On our way back to the southern entrance to the canal (near Panama City), we stopped to see Dario Lopez, a renowned dirty devil mask maker. Back when the Spanish arrived, converting the indigenous tribes to Christianity was a high priority. However, these tribes did not have a religion as such, and were not that impressed. To persuade them, the Catholics emphasized what would happen to them upon their death if they were not believers, and this was the beginning of the dirty devils. A practice grew up of making devil masks and doing everything they could to scare the populace into believing.

Today, the concept of the dirty devils continues and mask-making is a big deal. Dario has been making masks for 50 years, since he was nine, and was recognized by a Panamanian president for the quality of his work. The process starts with creating a clay mold for a mask. One of our fellow travelers, Frank, was coerced into building a small mask along side Dario. Frank did a credible job! Once the clay form is built, it is dried in the sun for 2 hours and then it is covered with Vaseline (so the paper doesn't stick) and coated with 3 layers of paper: a heavy Kraft paper, then newspaper, then a lighter brown paper -- all mixed with glue. This paper layer is dried and carefully cut off the form, glued back together, and painted.
Dario (left) and Frank start to build the small masks.
It starts off sort of looking like an eagle with a big beak, but
gets creative from there.

Dario's result
For a first timer, Frank did great!
 We saw a life-sized mask ready to paint, then were treated to a dance  by two of his relatives -- a young man and a 3-year-old boy. The youngster has been taking  lessons and was really good!
Dario shows us an unpainted mask
    
There is a hole in the mouth so the dancer can
look out. The decorations on the back of the
head represent the flames of hell.
Then we were back on the road toward Fort Clayton. Octavio told us about the rise and fall of Noriega as we drove. There are now seven political parties in Panama. A president is elected to a single 5 year term and cannot run again for two more terms. Although the constitution has been changed maybe four times, it now takes two different governments to approve a change. Since no political party after Noriega has ever been reelected, it is unlikely to happen again.  

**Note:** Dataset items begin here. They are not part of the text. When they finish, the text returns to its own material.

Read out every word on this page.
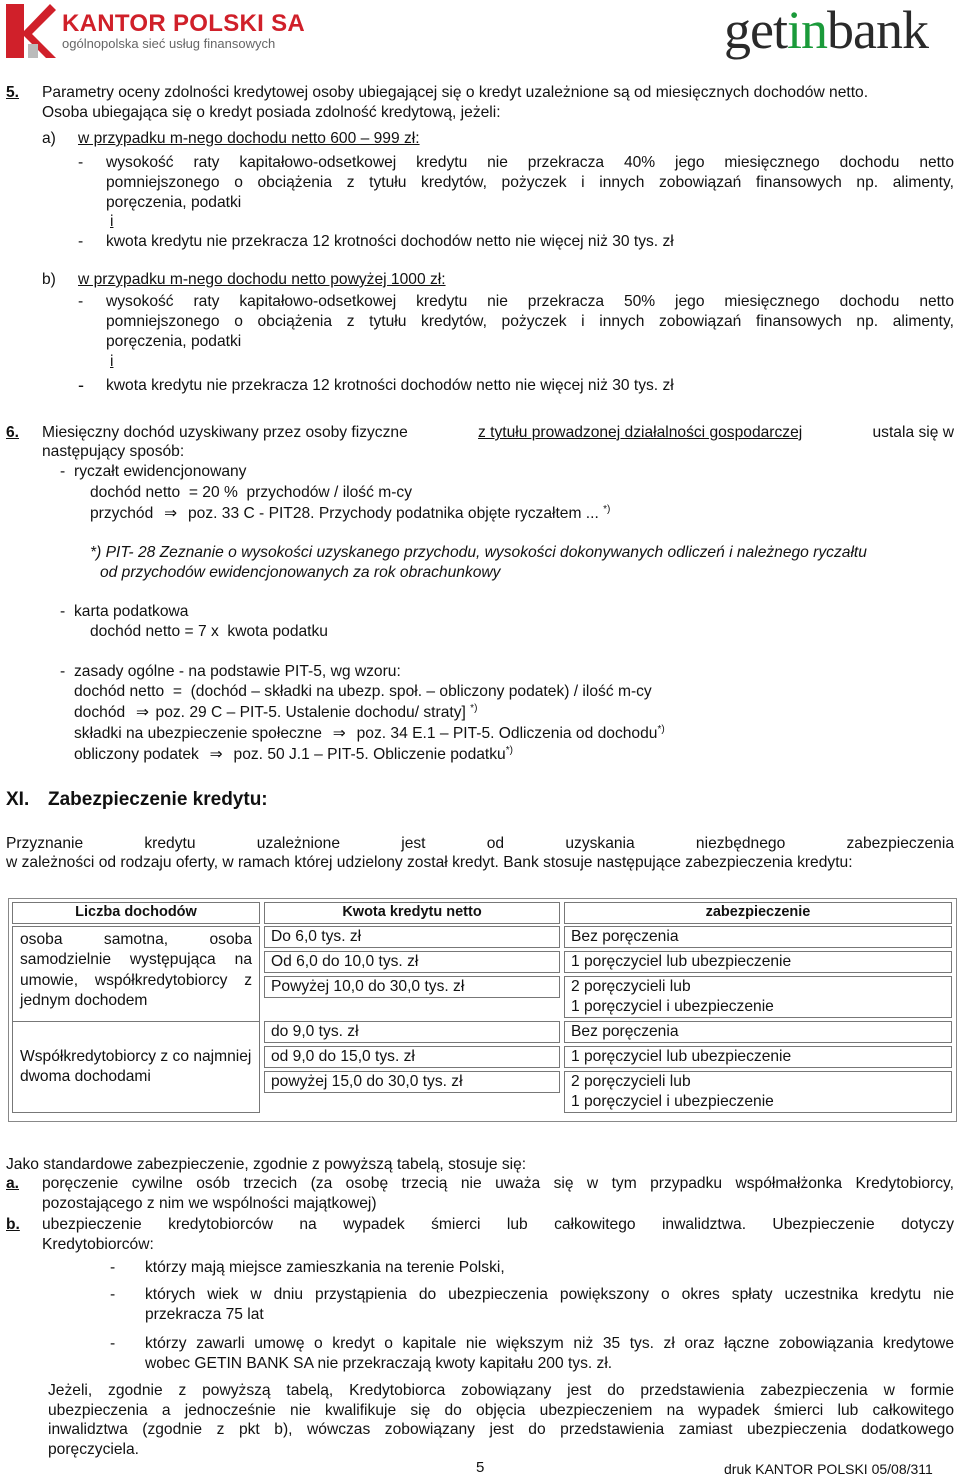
KANTOR POLSKI SA
ogólnopolska sieć usług finansowych	getinbank
5. Parametry oceny zdolności kredytowej osoby ubiegającej się o kredyt uzależnione są od miesięcznych dochodów netto.
Osoba ubiegająca się o kredyt posiada zdolność kredytową, jeżeli:
a) w przypadku m-nego dochodu netto 600 – 999 zł:
- wysokość raty kapitałowo-odsetkowej kredytu nie przekracza 40% jego miesięcznego dochodu netto
pomniejszonego o obciążenia z tytułu kredytów, pożyczek i innych zobowiązań finansowych np. alimenty,
poręczenia, podatki
i
- kwota kredytu nie przekracza 12 krotności dochodów netto nie więcej niż 30 tys. zł
b) w przypadku m-nego dochodu netto powyżej 1000 zł:
- wysokość raty kapitałowo-odsetkowej kredytu nie przekracza 50% jego miesięcznego dochodu netto
pomniejszonego o obciążenia z tytułu kredytów, pożyczek i innych zobowiązań finansowych np. alimenty,
poręczenia, podatki
i
- kwota kredytu nie przekracza 12 krotności dochodów netto nie więcej niż 30 tys. zł
6. Miesięczny dochód uzyskiwany przez osoby fizyczne	z tytułu prowadzonej działalności gospodarczej	ustala się w
następujący sposób:
- ryczałt ewidencjonowany
dochód netto  = 20 %  przychodów / ilość m-cy
przychód ⇒ poz. 33 C - PIT28. Przychody podatnika objęte ryczałtem ... *)
*) PIT- 28 Zeznanie o wysokości uzyskanego przychodu, wysokości dokonywanych odliczeń i należnego ryczałtu
od przychodów ewidencjonowanych za rok obrachunkowy
- karta podatkowa
dochód netto = 7 x  kwota podatku
- zasady ogólne - na podstawie PIT-5, wg wzoru:
dochód netto  =  (dochód – składki na ubezp. społ. – obliczony podatek) / ilość m-cy
dochód ⇒ poz. 29 C – PIT-5. Ustalenie dochodu/ straty] *)
składki na ubezpieczenie społeczne ⇒ poz. 34 E.1 – PIT-5. Odliczenia od dochodu*)
obliczony podatek ⇒ poz. 50 J.1 – PIT-5. Obliczenie podatku*)
XI. Zabezpieczenie kredytu:
Przyznanie kredytu uzależnione jest od uzyskania niezbędnego zabezpieczenia
w zależności od rodzaju oferty, w ramach której udzielony został kredyt. Bank stosuje następujące zabezpieczenia kredytu:
Liczba dochodów	Kwota kredytu netto	zabezpieczenie
osoba samotna, osoba samodzielnie występująca na umowie, współkredytobiorcy z jednym dochodem
Do 6,0 tys. zł	Bez poręczenia
Od 6,0 do 10,0 tys. zł	1 poręczyciel lub ubezpieczenie
Powyżej 10,0 do 30,0 tys. zł	2 poręczycieli lub
1 poręczyciel i ubezpieczenie
Współkredytobiorcy z co najmniej dwoma dochodami
do 9,0 tys. zł	Bez poręczenia
od 9,0 do 15,0 tys. zł	1 poręczyciel lub ubezpieczenie
powyżej 15,0 do 30,0 tys. zł	2 poręczycieli lub
1 poręczyciel i ubezpieczenie
Jako standardowe zabezpieczenie, zgodnie z powyższą tabelą, stosuje się:
a. poręczenie cywilne osób trzecich (za osobę trzecią nie uważa się w tym przypadku współmałżonka Kredytobiorcy,
pozostającego z nim we wspólności majątkowej)
b. ubezpieczenie kredytobiorców na wypadek śmierci lub całkowitego inwalidztwa. Ubezpieczenie dotyczy
Kredytobiorców:
- którzy mają miejsce zamieszkania na terenie Polski,
- których wiek w dniu przystąpienia do ubezpieczenia powiększony o okres spłaty uczestnika kredytu nie
przekracza 75 lat
- którzy zawarli umowę o kredyt o kapitale nie większym niż 35 tys. zł oraz łączne zobowiązania kredytowe
wobec GETIN BANK SA nie przekraczają kwoty kapitału 200 tys. zł.
Jeżeli, zgodnie z powyższą tabelą, Kredytobiorca zobowiązany jest do przedstawienia zabezpieczenia w formie
ubezpieczenia a jednocześnie nie kwalifikuje się do objęcia ubezpieczeniem na wypadek śmierci lub całkowitego
inwalidztwa (zgodnie z pkt b), wówczas zobowiązany jest do przedstawienia zamiast ubezpieczenia dodatkowego
poręczyciela.
5	druk KANTOR POLSKI 05/08/311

Fort Clayton was where the U.S. forces stayed until the canal was turned over to Panama in 1999. Octavio took us on a walk around part of the base. It is now filled with NGOs and the site of the 'City of Knowledge', with many educational institutions having branches here. It also has athletic fields and is place that Octavio brings his family many weekends.

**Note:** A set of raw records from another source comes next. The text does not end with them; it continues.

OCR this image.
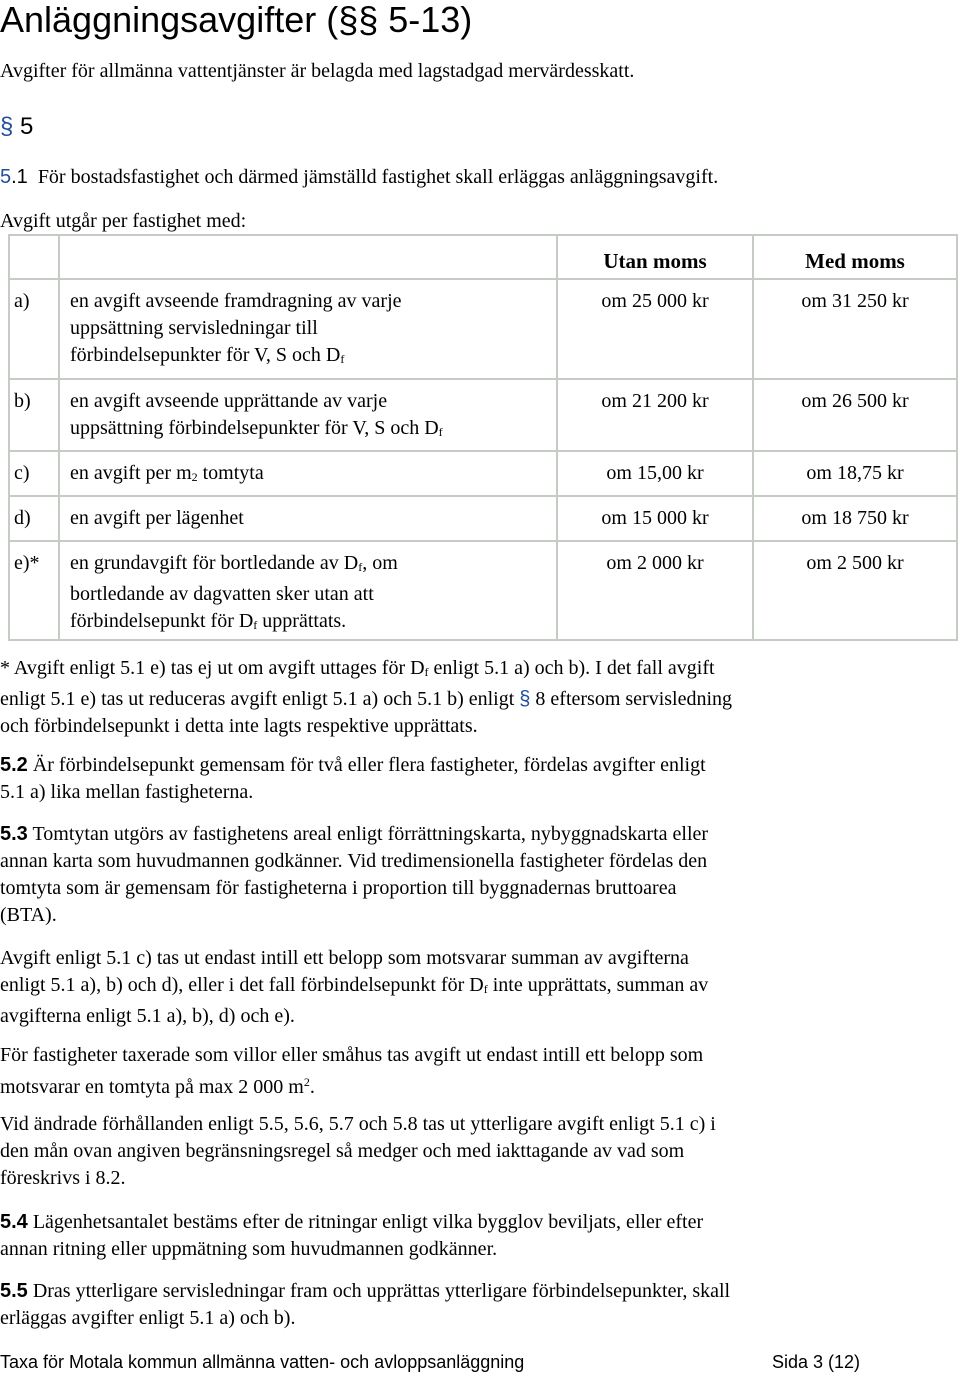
Anläggningsavgifter (§§ 5-13)
Avgifter för allmänna vattentjänster är belagda med lagstadgad mervärdesskatt.
§ 5
5.1 För bostadsfastighet och därmed jämställd fastighet skall erläggas anläggningsavgift.
Avgift utgår per fastighet med:
		Utan moms	Med moms
a)	en avgift avseende framdragning av varje
uppsättning servisledningar till
förbindelsepunkter för V, S och Df	om 25 000 kr	om 31 250 kr
b)	en avgift avseende upprättande av varje
uppsättning förbindelsepunkter för V, S och Df	om 21 200 kr	om 26 500 kr
c)	en avgift per m2 tomtyta	om 15,00 kr	om 18,75 kr
d)	en avgift per lägenhet	om 15 000 kr	om 18 750 kr
e)*	en grundavgift för bortledande av Df, om
bortledande av dagvatten sker utan att
förbindelsepunkt för Df upprättats.	om 2 000 kr	om 2 500 kr
* Avgift enligt 5.1 e) tas ej ut om avgift uttages för Df enligt 5.1 a) och b). I det fall avgift
enligt 5.1 e) tas ut reduceras avgift enligt 5.1 a) och 5.1 b) enligt § 8 eftersom servisledning
och förbindelsepunkt i detta inte lagts respektive upprättats.
5.2 Är förbindelsepunkt gemensam för två eller flera fastigheter, fördelas avgifter enligt
5.1 a) lika mellan fastigheterna.
5.3 Tomtytan utgörs av fastighetens areal enligt förrättningskarta, nybyggnadskarta eller
annan karta som huvudmannen godkänner. Vid tredimensionella fastigheter fördelas den
tomtyta som är gemensam för fastigheterna i proportion till byggnadernas bruttoarea
(BTA).
Avgift enligt 5.1 c) tas ut endast intill ett belopp som motsvarar summan av avgifterna
enligt 5.1 a), b) och d), eller i det fall förbindelsepunkt för Df inte upprättats, summan av
avgifterna enligt 5.1 a), b), d) och e).
För fastigheter taxerade som villor eller småhus tas avgift ut endast intill ett belopp som
motsvarar en tomtyta på max 2 000 $m^2$.
Vid ändrade förhållanden enligt 5.5, 5.6, 5.7 och 5.8 tas ut ytterligare avgift enligt 5.1 c) i
den mån ovan angiven begränsningsregel så medger och med iakttagande av vad som
föreskrivs i 8.2.
5.4 Lägenhetsantalet bestäms efter de ritningar enligt vilka bygglov beviljats, eller efter
annan ritning eller uppmätning som huvudmannen godkänner.
5.5 Dras ytterligare servisledningar fram och upprättas ytterligare förbindelsepunkter, skall
erläggas avgifter enligt 5.1 a) och b).
Taxa för Motala kommun allmänna vatten- och avloppsanläggning	Sida 3 (12)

Our room overlooks the first two locks, the Miraflores, and we saw a couple ships enter. Interestingly, the Pacific Ocean is actually lower than the Atlantic. Plus the tides on this side are greater than the Caribbean side. The original plan was to build a sea level canal, but apparently, there were huge advantages to using locks instead and raising the boats up to the level of the center of the country.